Kor died in Krakow during an annual educational trip to Poland organized by the Children of Auschwitz Nazi Deadly Lab Experiments Survivors Holocaust Museum and Education Center, which she founded in 1995 in Terre Haute, Indiana. 

“Eva Kor has touched hundreds of thousands of people over her 85 years through her message of overcoming tragedy, finding forgiveness, and healing,” said the museum in a statement announcing her death on July 4.

Kor was born on Jan. 31, 1934 in Romania. Ten years later, she, and her twin sister, Miriam, stood on the selection platform at Auschwitz, separated from her parents and two other sisters – the final time the girls would be with their family.

“All that took 30 minutes from the time we got down from the cattle car, and my whole family was gone,” Kor told Buzzfeed in a 2017 video that has gotten more than 12 million views on YouTube. “Only Miriam and I were left, holding hands and crying.”
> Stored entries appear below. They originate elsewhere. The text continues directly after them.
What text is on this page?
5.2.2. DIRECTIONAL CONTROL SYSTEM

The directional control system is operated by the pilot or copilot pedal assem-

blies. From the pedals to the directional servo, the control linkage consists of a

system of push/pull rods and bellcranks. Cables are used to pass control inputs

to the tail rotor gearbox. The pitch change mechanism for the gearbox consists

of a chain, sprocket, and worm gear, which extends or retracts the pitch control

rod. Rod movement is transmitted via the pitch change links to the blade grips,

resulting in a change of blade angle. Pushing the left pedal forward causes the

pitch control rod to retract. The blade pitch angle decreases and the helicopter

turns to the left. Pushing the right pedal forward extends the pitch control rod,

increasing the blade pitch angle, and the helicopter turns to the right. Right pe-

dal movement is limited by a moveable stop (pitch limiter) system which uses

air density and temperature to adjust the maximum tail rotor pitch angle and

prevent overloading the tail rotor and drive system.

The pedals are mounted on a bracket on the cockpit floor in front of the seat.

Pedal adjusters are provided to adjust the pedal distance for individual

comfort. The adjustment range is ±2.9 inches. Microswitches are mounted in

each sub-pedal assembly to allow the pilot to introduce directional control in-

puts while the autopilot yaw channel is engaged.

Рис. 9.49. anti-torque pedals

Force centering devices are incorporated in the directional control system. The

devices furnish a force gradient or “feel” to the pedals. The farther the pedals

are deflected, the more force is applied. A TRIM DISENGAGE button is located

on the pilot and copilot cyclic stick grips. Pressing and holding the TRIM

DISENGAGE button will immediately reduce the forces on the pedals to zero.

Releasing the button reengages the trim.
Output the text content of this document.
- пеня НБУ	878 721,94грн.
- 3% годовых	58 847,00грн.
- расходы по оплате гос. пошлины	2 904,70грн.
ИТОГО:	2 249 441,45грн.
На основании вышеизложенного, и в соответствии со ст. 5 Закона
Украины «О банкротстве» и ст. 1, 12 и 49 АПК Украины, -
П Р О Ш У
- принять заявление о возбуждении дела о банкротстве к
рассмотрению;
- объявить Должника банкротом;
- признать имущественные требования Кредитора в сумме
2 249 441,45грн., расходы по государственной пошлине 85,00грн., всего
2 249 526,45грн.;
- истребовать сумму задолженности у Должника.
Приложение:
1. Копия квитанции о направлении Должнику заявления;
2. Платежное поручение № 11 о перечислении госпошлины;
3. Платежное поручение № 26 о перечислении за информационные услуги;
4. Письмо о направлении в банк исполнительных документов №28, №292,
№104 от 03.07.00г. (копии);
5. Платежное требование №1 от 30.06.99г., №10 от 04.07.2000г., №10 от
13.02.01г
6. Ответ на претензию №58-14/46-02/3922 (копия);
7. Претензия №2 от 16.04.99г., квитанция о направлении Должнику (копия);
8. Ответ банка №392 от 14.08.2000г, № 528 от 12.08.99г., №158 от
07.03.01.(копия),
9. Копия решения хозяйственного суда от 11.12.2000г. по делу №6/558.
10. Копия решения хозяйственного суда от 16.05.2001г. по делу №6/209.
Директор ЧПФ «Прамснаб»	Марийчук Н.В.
Kor and Zeiger were at Auschwitz for nine months where they were tortured by the notorious Nazi doctor Josef Mengele until the Soviet army liberated the concentration camp in 1945.

After moving to Romania to be with their aunt, at 16 years old, the sisters immigrated to Israel and both served in the army. In Israel, Kor met her husband, Holocaust survivor Michael Kor. They moved to Terre Haute, where they raised two children. 

When the NBC special “The Holocaust” premiered, she realized the community finally had context for her tragic history. She began searching for Mengele’s files, speaking all over the world, helping individuals in search of their own healing, and founding a museum. She blazed trails for Holocaust education and brought the story of the Mengele twins and Dr. Mengele’s experiments into the international spotlight.

In her 2012 book Surviving the Angel of Death: The True Story of a Mengele Twin in Auschwitz, Kor wrote: “Forgiveness is not so much for the perpetrator, but for the victim.”